Much of the the confrontation between the factions was allegorical and worked out in episodes which included the interpretation of the character of Hai Jui who was featured in a drama by the playwright Wu Han. In this version it seemed that Hai - a sixteenth century Mandarin - bore a resemblance to the contemporary Peng Te-huai, a former minister of defence who had lost his position because of his criticism of Mao's policy on collectivisation.
As the factions form and align themselves either for or against groups which have a different interpretation of developments Mao emerges as an elderly sage anxious to be insulated from the immediate hurly-burly but always in a position to have the final say on who was right or wrong. Lin comes across as an individual constantly considering his position against the tides ripping across politics, and whilst always keen to appear as a Maoist, was never confident enough to map out a clear road that would continue the Chairman's line. Finally it seems that precipitate action on the part of his son in mobilising army units in his cause led to an ouster for the Lin faction and the attempt to flee the country.

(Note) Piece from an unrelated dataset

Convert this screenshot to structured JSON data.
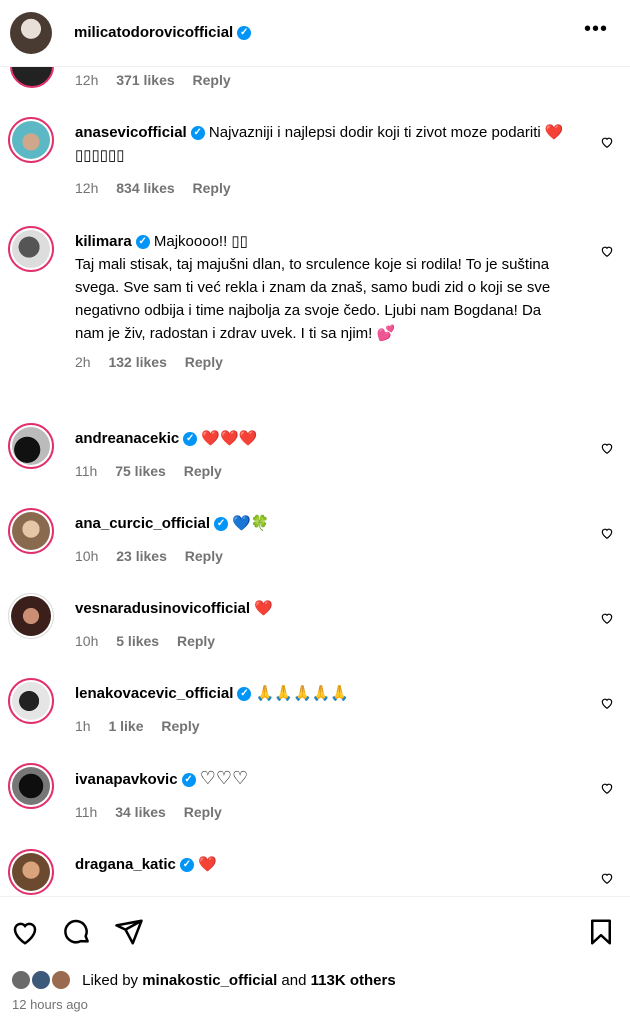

The book is fascinating when read as an account of the way politics is done in a society which is institutionally over-politicised and the debates, conducted with murderous intensity, seem to have few reference points in terms of the confront problems confronting the revolution. If there are better books on the way policy issues were argued out I'd been keen to see them. Is there a Chinese equivalent, for example, to the debates over economic policy in the Soviet Union in the 1920s of the incredibly high standard marked in the disputes between Bukharin and Preobrazhensky? If there was I suppose there is the danger it was buried under the detritus of the Cultural Revolution.
In the end the influence of the factions fell by the wayside and the arch pragmatist Deng Xiaoping emerged at the top, favouring a strategy that involved 'crossing the river by feeling for the stones'. This is not covered in van Ginneken's book, which comes to a close in 1976, after the death of Chou and the ascendency of Hua Kuo-feng and the beginning of a less ideological epoch.